With 54 shopping days left until Christmas, Amazon has unilaterally declared the days from today until Black Friday as the Countdown to Black Friday. Further, Amazon has decided that it will continue its Black Friday sales until December 22, extending the made up retailing holiday over the course of two months.
But the real savings are not scheduled to start until after Veteran’s Day. The crazy bash-the-door-down markdowns won’t hit the virtual shelves until the week of Thanksgiving.
But don’t worry, retailers, the Amazon Black Friday era did not just kill the supposed holiday.
What Amazon Black Friday is intended to achieve
Amazon Black Friday is an attempt to prompt shopper to no longer wait for local brick and mortar or even online shop to have its own event. Amazon Black Friday is intended to make you purchase today what you would have bought immediately after Thanksgiving.
However, I am not all together sure that it will actually keep people out of stores. For some, Amazon purchases will just be spread out a bit more over the 54 shopping days left. They won’t necessarily be made today.

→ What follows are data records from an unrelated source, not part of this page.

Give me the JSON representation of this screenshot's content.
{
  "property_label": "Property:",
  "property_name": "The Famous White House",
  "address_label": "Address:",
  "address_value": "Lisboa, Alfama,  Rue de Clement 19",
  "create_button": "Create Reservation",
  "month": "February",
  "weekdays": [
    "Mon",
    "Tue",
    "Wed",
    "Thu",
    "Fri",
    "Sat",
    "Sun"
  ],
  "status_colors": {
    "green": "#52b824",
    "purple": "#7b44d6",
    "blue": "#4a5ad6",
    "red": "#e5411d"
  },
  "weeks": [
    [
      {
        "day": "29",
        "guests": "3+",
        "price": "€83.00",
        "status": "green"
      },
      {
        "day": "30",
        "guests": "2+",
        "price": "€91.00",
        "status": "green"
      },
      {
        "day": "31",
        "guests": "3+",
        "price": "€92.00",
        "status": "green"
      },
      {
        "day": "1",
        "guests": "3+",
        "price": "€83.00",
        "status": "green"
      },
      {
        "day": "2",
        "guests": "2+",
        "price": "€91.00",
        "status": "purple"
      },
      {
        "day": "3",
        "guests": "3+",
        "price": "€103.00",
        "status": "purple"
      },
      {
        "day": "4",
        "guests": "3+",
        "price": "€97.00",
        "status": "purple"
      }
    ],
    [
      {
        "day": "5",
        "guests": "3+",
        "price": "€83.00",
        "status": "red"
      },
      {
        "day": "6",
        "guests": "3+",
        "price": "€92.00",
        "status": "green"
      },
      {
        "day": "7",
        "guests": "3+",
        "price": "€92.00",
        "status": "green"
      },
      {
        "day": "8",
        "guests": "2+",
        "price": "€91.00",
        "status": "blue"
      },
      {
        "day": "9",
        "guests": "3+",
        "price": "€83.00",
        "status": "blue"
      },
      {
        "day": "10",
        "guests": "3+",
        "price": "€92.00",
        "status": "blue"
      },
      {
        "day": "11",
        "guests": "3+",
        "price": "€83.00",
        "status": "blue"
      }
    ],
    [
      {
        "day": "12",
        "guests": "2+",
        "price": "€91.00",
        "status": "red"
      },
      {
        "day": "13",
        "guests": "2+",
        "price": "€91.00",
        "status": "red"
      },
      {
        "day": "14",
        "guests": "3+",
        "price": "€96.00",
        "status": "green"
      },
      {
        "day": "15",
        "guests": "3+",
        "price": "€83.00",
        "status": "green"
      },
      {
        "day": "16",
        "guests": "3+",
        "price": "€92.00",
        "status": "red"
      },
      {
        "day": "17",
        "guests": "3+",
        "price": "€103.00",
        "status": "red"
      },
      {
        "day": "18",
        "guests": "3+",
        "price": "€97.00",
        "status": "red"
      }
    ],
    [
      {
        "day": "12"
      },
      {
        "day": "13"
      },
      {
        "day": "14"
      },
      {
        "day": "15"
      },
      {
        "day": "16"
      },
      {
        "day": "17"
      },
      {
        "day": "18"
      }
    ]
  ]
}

Personally, I think that most people who shop on Black Friday simply do it for the sport of it. It’s the experience of it. The game for Amazon should be to change a behavior and that behavior won’t change with a simple promotion. Retailers need Black Friday. So as long as they open up at 2am with $210 TVs, there will always be people willing to wait in a line that circles a city block for a chance to get one.
Why this is redundant
Amazon will have a degree of success with this promotion, but it alone will not kill Black Friday. Consumers have been shifting their purchasing from traditional brick and mortar to online anyway. But it will be difficult for Amazon to say exactly what percentage of sales increases were due to the promotion versus which ones that would have happened anyway.
The real numbers will show up when Amazon releases profit numbers for the quarter. Extending the season requires additional resources, remember, and cost money.
At the end of the day, this promotion will do little to change human behavior. That’s the highly sought-after effect from any promotion. People will still wait in line, knock down doors and trample over one and other to be the first one to get the latest Furby, gaming console or pet rock.
So I say bah humbug, Amazon, you just made an already insufferable shopping season longer.